While the Shadow Brokers’ most recent stunt of leaking an old list of supposed NSA staging server may reveal tactics, tools and procedures once used by some of the country’s most elite hackers, the newly released evidence can be easily disputed, experts say.
Shortly after Monday’s leak, some in the digital forensics community began cross examining the IPs and domains for clues. If legitimate, the 306 domains and 352 IP addresses could offer insight into what computers a group linked to NSA may have effectively targeted between 2000 and 2010.
Computers in a total of 49 countries across the globe were apparently targeted for intrusion, according to the leaked documents. Among the laundry list of owned networks is state-owned Chinese media empire Xinhua news agency, Moscow-based Keldysh Institute of Applied Mathematics and intergovernmental scientific research organization the Joint Institute for Nuclear Research.
More broadly, the materials leaked by the Shadow Brokers in recent weeks — which also includes a trove of source code used to construct alleged NSA cyber weapons — has shone a light on methods that may be applicable to “other, similar actors, including foreign, hostile governments that may be targeting U.S. businesses,” said Travis Farral, Director of Security Strategy at Anomali.
“Examining the types of systems involved and determining commonalities amongst them may yield clues into why these specific systems were used, how they may have been compromised and even what their role may have been in subsequent attacks,” he added.
Monday’s revelation offers little detail concerning how the supposed computer infections originally occurred. Eight exploits are briefly mentioned in the dump, including those under the codenames incision, jackladder, stoicsurgeon, orangutan and patchicillin.
Notably, the vast majority of affected IPs were running older versions of the Sun Solaris Unix-based operating system during the time of the compromises. The Solaris operating system, developed by Sun Microsystems, was especially popular in the late 1990s and early-to-mid 2000s.
Cybersecurity sales engineers and consultants who spoke with CyberScoop say that they have yet to encounter a single customer who has asked about the latest Shadow Brokers dump and how it may affect their own organization.
“We do not expect any increase in DFIR [Digital Forensics and Incident Response] consulting demand as a result of this dump,” said Cylance Director of Consulting Scott Schefermann.
Examining new information that could be tied to old breaches is fairly common, but becomes difficult further out from the time of breach because of the way enterprises store and retain data. Farral told CyberScoop that to look for a possible correlation with internal logs would be extremely difficult because very few private organizations hang on for data that long.
“The general take on this is that the data is only interesting from a purely historical perspective,” said Schefermann, “even if you did have network logs that are 10 years old, and even if you did find connections to or from those domains, you wouldn’t be able to say [that] ‘the NSA was targeting my organization because I’ve seen this domain’ in my history.”

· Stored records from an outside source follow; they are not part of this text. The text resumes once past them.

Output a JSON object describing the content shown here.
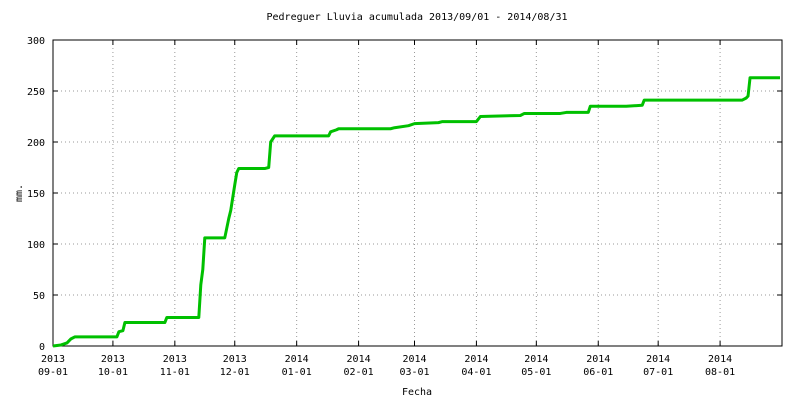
{
  "chart_data": {
    "type": "line",
    "title": "Pedreguer Lluvia acumulada 2013/09/01 - 2014/08/31",
    "y_label": "mm.",
    "x_label": "Fecha",
    "color": "#00c000",
    "grid": true,
    "x": [
      "2013-09-01",
      "2013-09-05",
      "2013-09-08",
      "2013-09-10",
      "2013-09-12",
      "2013-10-03",
      "2013-10-04",
      "2013-10-06",
      "2013-10-07",
      "2013-10-27",
      "2013-10-28",
      "2013-11-13",
      "2013-11-14",
      "2013-11-15",
      "2013-11-16",
      "2013-11-26",
      "2013-11-28",
      "2013-11-29",
      "2013-12-01",
      "2013-12-02",
      "2013-12-03",
      "2013-12-16",
      "2013-12-18",
      "2013-12-19",
      "2013-12-21",
      "2014-01-17",
      "2014-01-18",
      "2014-01-21",
      "2014-01-22",
      "2014-02-17",
      "2014-02-19",
      "2014-02-26",
      "2014-03-01",
      "2014-03-13",
      "2014-03-15",
      "2014-04-01",
      "2014-04-03",
      "2014-04-23",
      "2014-04-25",
      "2014-05-13",
      "2014-05-16",
      "2014-05-27",
      "2014-05-28",
      "2014-06-15",
      "2014-06-23",
      "2014-06-24",
      "2014-08-12",
      "2014-08-14",
      "2014-08-15",
      "2014-08-16",
      "2014-08-31"
    ],
    "values": [
      0,
      1,
      3,
      7,
      9,
      9,
      14,
      15,
      23,
      23,
      28,
      28,
      60,
      75,
      106,
      106,
      125,
      133,
      158,
      170,
      174,
      174,
      175,
      200,
      206,
      206,
      210,
      212,
      213,
      213,
      214,
      216,
      218,
      219,
      220,
      220,
      225,
      226,
      228,
      228,
      229,
      229,
      235,
      235,
      236,
      241,
      241,
      243,
      245,
      263,
      263
    ],
    "xlim": [
      "2013-09-01",
      "2014-09-01"
    ],
    "xticks": [
      {
        "value": "2013-09-01",
        "label": "2013\n09-01"
      },
      {
        "value": "2013-10-01",
        "label": "2013\n10-01"
      },
      {
        "value": "2013-11-01",
        "label": "2013\n11-01"
      },
      {
        "value": "2013-12-01",
        "label": "2013\n12-01"
      },
      {
        "value": "2014-01-01",
        "label": "2014\n01-01"
      },
      {
        "value": "2014-02-01",
        "label": "2014\n02-01"
      },
      {
        "value": "2014-03-01",
        "label": "2014\n03-01"
      },
      {
        "value": "2014-04-01",
        "label": "2014\n04-01"
      },
      {
        "value": "2014-05-01",
        "label": "2014\n05-01"
      },
      {
        "value": "2014-06-01",
        "label": "2014\n06-01"
      },
      {
        "value": "2014-07-01",
        "label": "2014\n07-01"
      },
      {
        "value": "2014-08-01",
        "label": "2014\n08-01"
      }
    ],
    "ylim": [
      0,
      300
    ],
    "yticks": [
      0,
      50,
      100,
      150,
      200,
      250,
      300
    ]
  }
}
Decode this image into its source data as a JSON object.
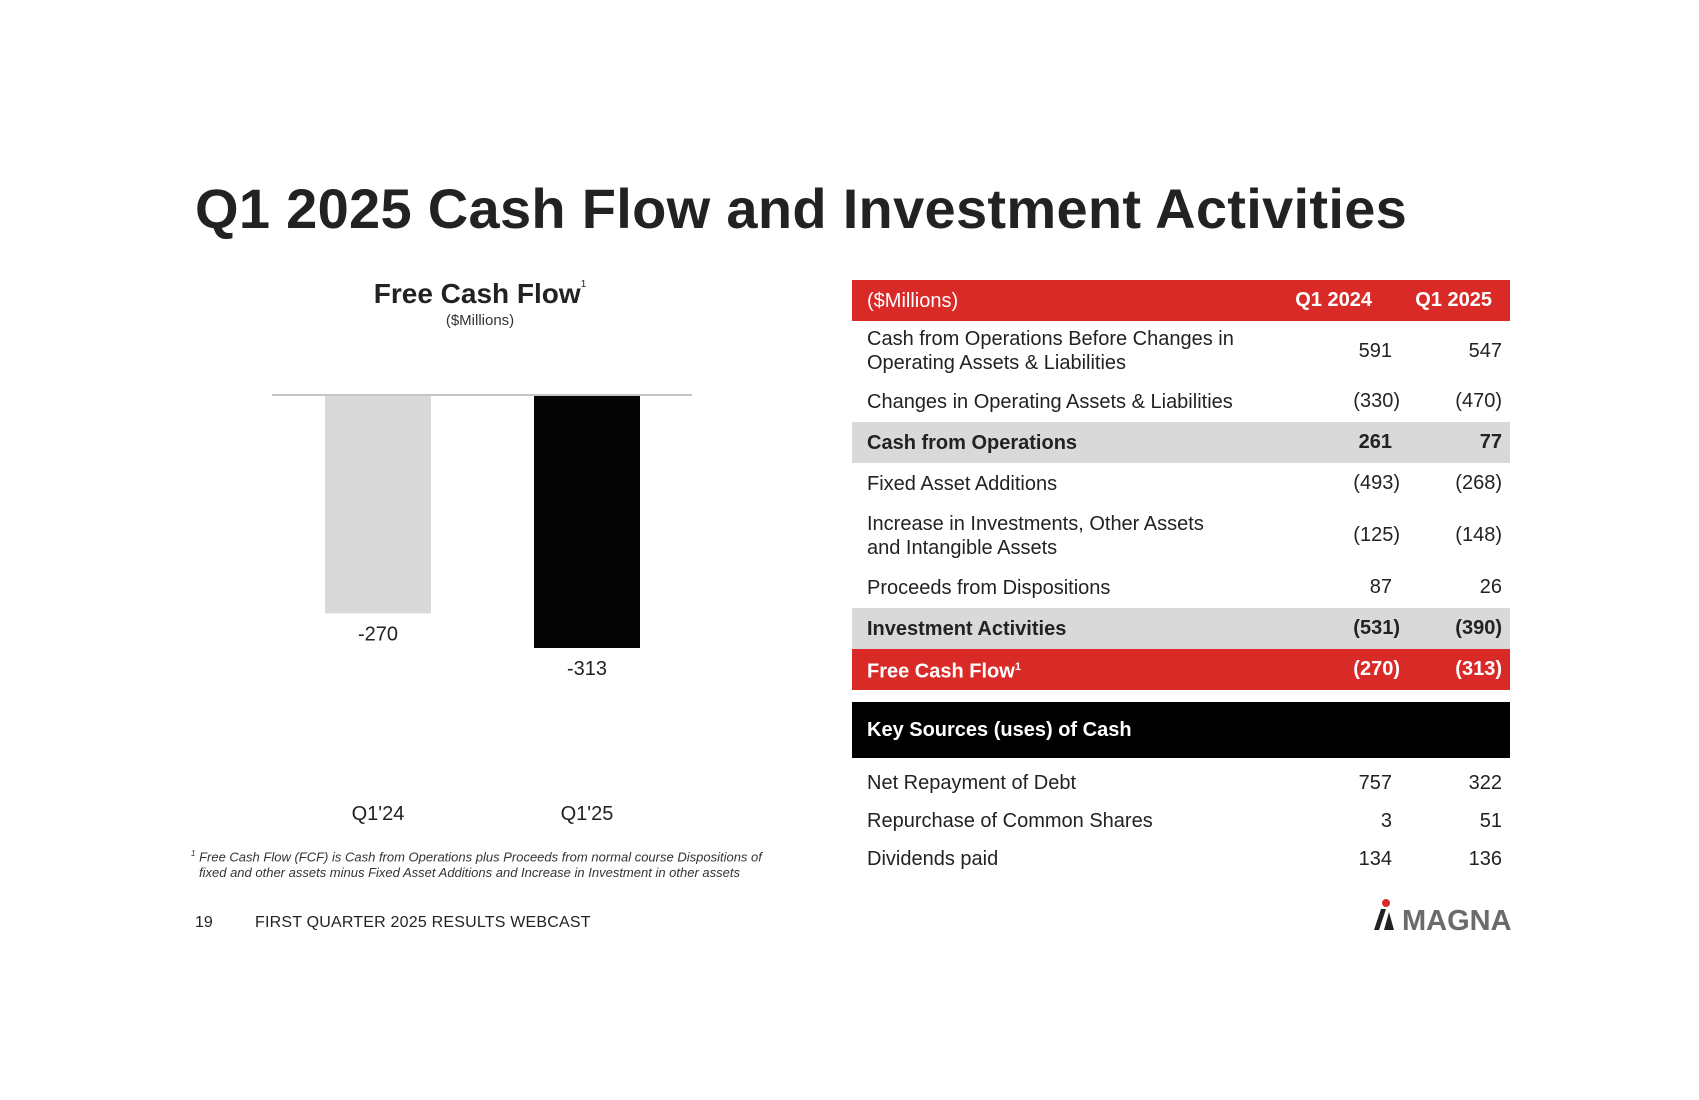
{
  "page": {
    "title": "Q1 2025 Cash Flow and Investment Activities",
    "page_number": "19",
    "footer_text": "FIRST QUARTER 2025 RESULTS WEBCAST",
    "logo_text": "MAGNA"
  },
  "chart": {
    "title": "Free Cash Flow",
    "title_sup": "1",
    "subtitle": "($Millions)",
    "footnote_sup": "1",
    "footnote_line1": "Free Cash Flow (FCF) is Cash from Operations plus Proceeds from normal course Dispositions of",
    "footnote_line2": "fixed and other assets minus Fixed Asset Additions and Increase in Investment in other assets"
  },
  "chart_data": {
    "type": "bar",
    "title": "Free Cash Flow",
    "subtitle": "($Millions)",
    "categories": [
      "Q1'24",
      "Q1'25"
    ],
    "values": [
      -270,
      -313
    ],
    "data_labels": [
      "-270",
      "-313"
    ],
    "colors": [
      "#d9d9d9",
      "#050505"
    ],
    "ylim": [
      -313,
      0
    ],
    "xlabel": "",
    "ylabel": "",
    "grid": false
  },
  "table": {
    "header": {
      "label": "($Millions)",
      "col1": "Q1 2024",
      "col2": "Q1 2025"
    },
    "rows": [
      {
        "label_line1": "Cash from Operations Before Changes in",
        "label_line2": "Operating Assets & Liabilities",
        "q1_2024": "591",
        "q1_2025": "547"
      },
      {
        "label": "Changes in Operating Assets & Liabilities",
        "q1_2024": "(330)",
        "q1_2025": "(470)"
      },
      {
        "label": "Cash from Operations",
        "q1_2024": "261",
        "q1_2025": "77"
      },
      {
        "label": "Fixed Asset Additions",
        "q1_2024": "(493)",
        "q1_2025": "(268)"
      },
      {
        "label_line1": "Increase in Investments, Other Assets",
        "label_line2": "and Intangible Assets",
        "q1_2024": "(125)",
        "q1_2025": "(148)"
      },
      {
        "label": "Proceeds from Dispositions",
        "q1_2024": "87",
        "q1_2025": "26"
      },
      {
        "label": "Investment Activities",
        "q1_2024": "(531)",
        "q1_2025": "(390)"
      },
      {
        "label": "Free Cash Flow",
        "label_sup": "1",
        "q1_2024": "(270)",
        "q1_2025": "(313)"
      }
    ],
    "key_sources": {
      "title": "Key Sources (uses) of Cash",
      "rows": [
        {
          "label": "Net Repayment of Debt",
          "q1_2024": "757",
          "q1_2025": "322"
        },
        {
          "label": "Repurchase of Common Shares",
          "q1_2024": "3",
          "q1_2025": "51"
        },
        {
          "label": "Dividends paid",
          "q1_2024": "134",
          "q1_2025": "136"
        }
      ]
    }
  },
  "colors": {
    "accent_red": "#da2a28",
    "subtotal_gray": "#d9d9d9",
    "text_dark": "#222222"
  }
}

Compromised hosts, like those listed in the dump, are used by nation states and hackers alike, explained Cylance Chief Research Officer Jon Miller. A staging server can be used by a hacker to prepare a cyberattack and to obfuscate attribution. When malware is deployed from an infected, outside computer, it can make tracking an attacker more difficult and evidence less conclusive because, as Miller described, multiple actors could be leveraging the broken device.
“Just because it was used at one time by one group doesn’t mean that’s the only hacking activity it supported. Odds are numerous other attackers used it as well,” said Miller, “using this evidence as attribution against the Equation Group is not certain.”
“There may still be valuable research implications for this data set that prove interesting and meaningful — especially around which of the mentioned tools was the original Solaris exploit and whether that exploit is yet known or patched. But by and large, this particular dump is about a 1 of out 10 in terms of actionable intelligence data,” Schefermann told CyberScoop.
The real story, Miller said, is the leaks are “very likely an act of cyberwar.”
“[It] is the first time in history that rival cyberwarfare actors have taken to the public domain to release TTPs in an attempt to hobble a competitor,” said Miller, “[though] the fact that the data they’re releasing now is over ten years old suggests that’s all the data they got.”
Other experts who spoke with CyberScoop say they also believe it is the first case of nation-state hackers purposely leaking tools once used by a rival intelligence group.
“I believe this is the first time we have seen such a leak,” Brian Martin, director of vulnerability intelligence at Risk Based Security, previously said, “you have an APT that is rumored to have been compromising systems for many years, who had some of their older exploits leaked, now has hundreds of their compromised machines leaked as well.”